Edit: I was mistaken, please ignore.

Original messageThere's a typo in problem F:

"Output

Print one integer — the maximum total weight of the subset in which all pairs of vertices have distance more than $$$k$$$."

I think you mean "distance no more than $$$k$$$"?

No, distance between any pair of selected vertices should be

greaterthan`k`

Oh right, I misread the prose in the problem description and thought there was a contradiction.

If I modify problem A to..like find minimum number of teams you can form if no two students i and j such that

|Ai-Aj|<=kmay belong to the same team (i.e. skills of each pair of students in the same team has the difference strictly greater than k).So if N be the no of students then I can solve it in O(NlogN + Nk^2). is there ant faster approach if any one can suggest???

Maintain a sorted array. Pick the first element(lets say

a), then find theupper boundof a+k. Keep on doing the same thing for this new element until you reach end of array and also maintain the elements which have been allocated a team. Pick the next element in the sorted array which has not been allocated a team yet and repeat the above steps and increment the number of teams. This approach should beO(NlogN).No worst case complexity of your idea is

O(N^2)Consider the case of N consecutive numbers with k=N;How?

just apply your idea and see... pick your

a(first element of sorted array) in search of a+k (i.e. a+N here) you will traverse the whole array(end of array) but you will not find it..Note1you have picked just 1 element in 1 traversal do same for 2nd, 3rd and so on... so N(N+1)/2...O(N^2)complexity……. alsoNote2you can't say here for this very case to use binary search(however here may work) bcz in general solution binary search will not work.I won't traverse the whole array. I would just binary search and why would it not work in general?

not work means complexity will become even worst bcz at every such a+k you need to do binary search prev=a; curr=a+k; next a+k+k;..... so on and every time cost is logarithmic time. Also there might be case that a+k doesnot exist but a+k+2 or a+k+5 exist here these will be included in the same partition but then how you will handle those cases using binary search.... Just think once what is your complete idea and check the complexity... once done I will be thankful and love to know that.

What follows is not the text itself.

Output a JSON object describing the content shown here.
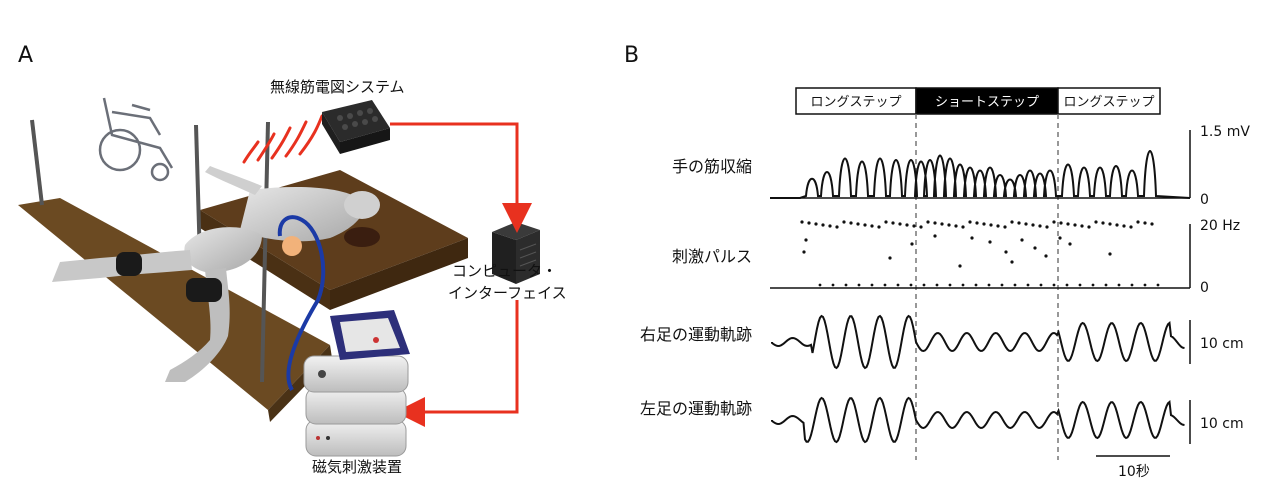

I think Brute_Forced approach is O(NlogN)

Why have the rating changes been temporarily rolled back ?

https://codeforces.com/blog/entry/70793

Oh.. ! Great that it's being taken so seriously !

Stop naming test cases as "queries", ffs.

This is not the first time you are saying this. But I don't think it makes any difference. It is okay until and unless it is not creating any confusion in the problem statement. Isn't it?

And it does create confusion because queries usually mean something else.

So when on earth can our rating be back?

It's back for me.

I got plagiarism mail for the following solution coincided https://codeforces.com/contest/1249/submission/63187125 with another guy solution. However my first accepted solution for this problem was https://codeforces.com/contest/1249/submission/63184980. So the thing of plagiarism, I guess is completely irrelevant.

Don't use IDEOne for coding.

Is there any way to restore my credits for this round, I was unaware regarding Ideone thing.

Try appealing to the problemsetters and the organizers. I tried a few contests back, didn't help. Now I only use my personal IDE.

Is it ok, what a few participants 1600+ rating got it updated after contest?

Yesterday after the end of the contest the rating predictor should (+2) usually the predictor never turns out to be wrong if i don't get system testing failed. In fact i get +1 extra with the rating change is showed by the predictor. But today i see it is (-3) turns out predictor changed its value. This never happened before. So much difference from the value it showed yesterday. i don't understand why.

I think Rankings have been changed because of Plagiarism checking. That has led towards rating change

i try to solve D1 by using activity selection problem but it gives me WA on test case 14.

so i would do activity selection for K times and of course for each activity selection it will gives you as many as segments which not intersect with each other.

if you do it for K times then you will get points which covered at most K times, i couldn't think the corner case for my solution.